What counts as Catherine’s “sacred tree rituals” have evolved as her life itself has changed. But that’s not an evolution away from religion toward secularism, as Enlightenment thinkers assumed would happen as modern, scientific progress marched on. It’s a matter of spiritual adaptation to changing life circumstances. “Once you’re aware you’re just going through the motions,” she told me, “if you’re heart’s not really in it, you’re not able to give much anymore to yourself or the people around you. For me, that’s always a sign that I’ve stopped growing. It’s a sign I need to find another way.”
When I came upon the Chimpanzee reports, I couldn’t help but think about my late dog, a beautiful Akita named Maya, who walked with me every morning through the Oakland Hills when I was in graduate school. Every once in a while, at the crest of a hill or the edge of a meadow, Maya would pause and gaze out at the surrounding landscape. Sure, she could have been sniffing for potential predators or, more likely, for other dogs to play with. I know my experience of her contained a good measure of projection. Still, I always sensed that she was onto something spiritually significant that I wasn’t completely able to grasp. Maybe this was part of what the Jesus of the Christian gospels was pointing out when he advised his followers to look to the natural world—to birds and wildflowers—for the truest teachings of divine ways.

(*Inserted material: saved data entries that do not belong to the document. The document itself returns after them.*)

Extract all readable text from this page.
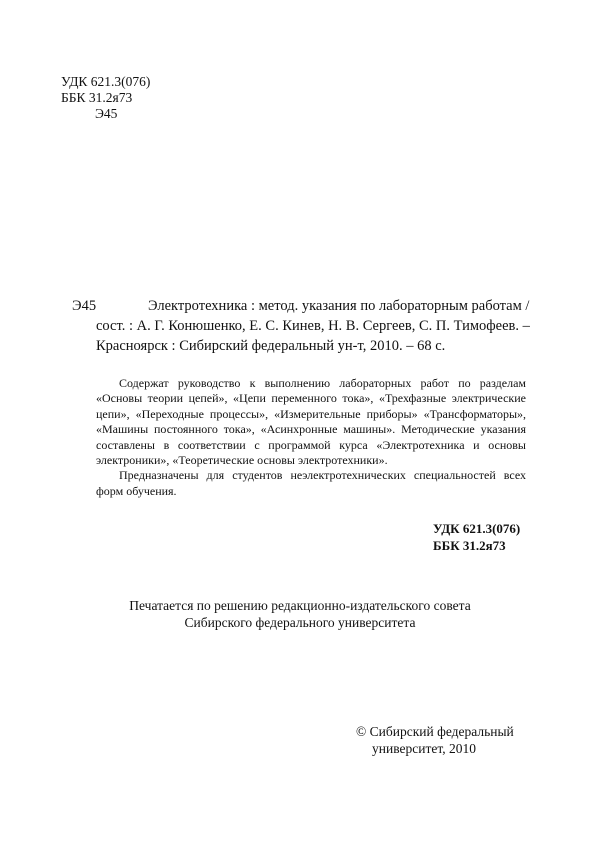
УДК 621.3(076)
ББК 31.2я73
Э45
Э45	Электротехника : метод. указания по лабораторным работам /
сост. : А. Г. Конюшенко, Е. С. Кинев, Н. В. Сергеев, С. П. Тимофеев. –
Красноярск : Сибирский федеральный ун-т, 2010. – 68 с.

Содержат руководство к выполнению лабораторных работ по разделам «Основы теории цепей», «Цепи переменного тока», «Трехфазные электрические цепи», «Переходные процессы», «Измерительные приборы» «Трансформаторы», «Машины постоянного тока», «Асинхронные машины». Методические указания составлены в соответствии с программой курса «Электротехника и основы электроники», «Теоретические основы электротехники».

Предназначены для студентов неэлектротехнических специальностей всех форм обучения.

УДК 621.3(076)
ББК 31.2я73
Печатается по решению редакционно-издательского совета
Сибирского федерального университета
© Сибирский федеральный
университет, 2010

Nones like Catherine, or Atheists who insisted that their service to people in need constituted a form of “prayer,” often seemed to have a much greater attentiveness to the sensibility I saw (or imagined?) in Maya. Maybe, after all the religious shuffling going on right now settles a bit, we’ll be able to see that Nones are something of a “missing link” between a more primal, and perhaps more authentic, religiosity and the institutional edifices we’ve constructed in all too human attempts to contain and control an organic spirituality that is our genetic, evolutionary legacy.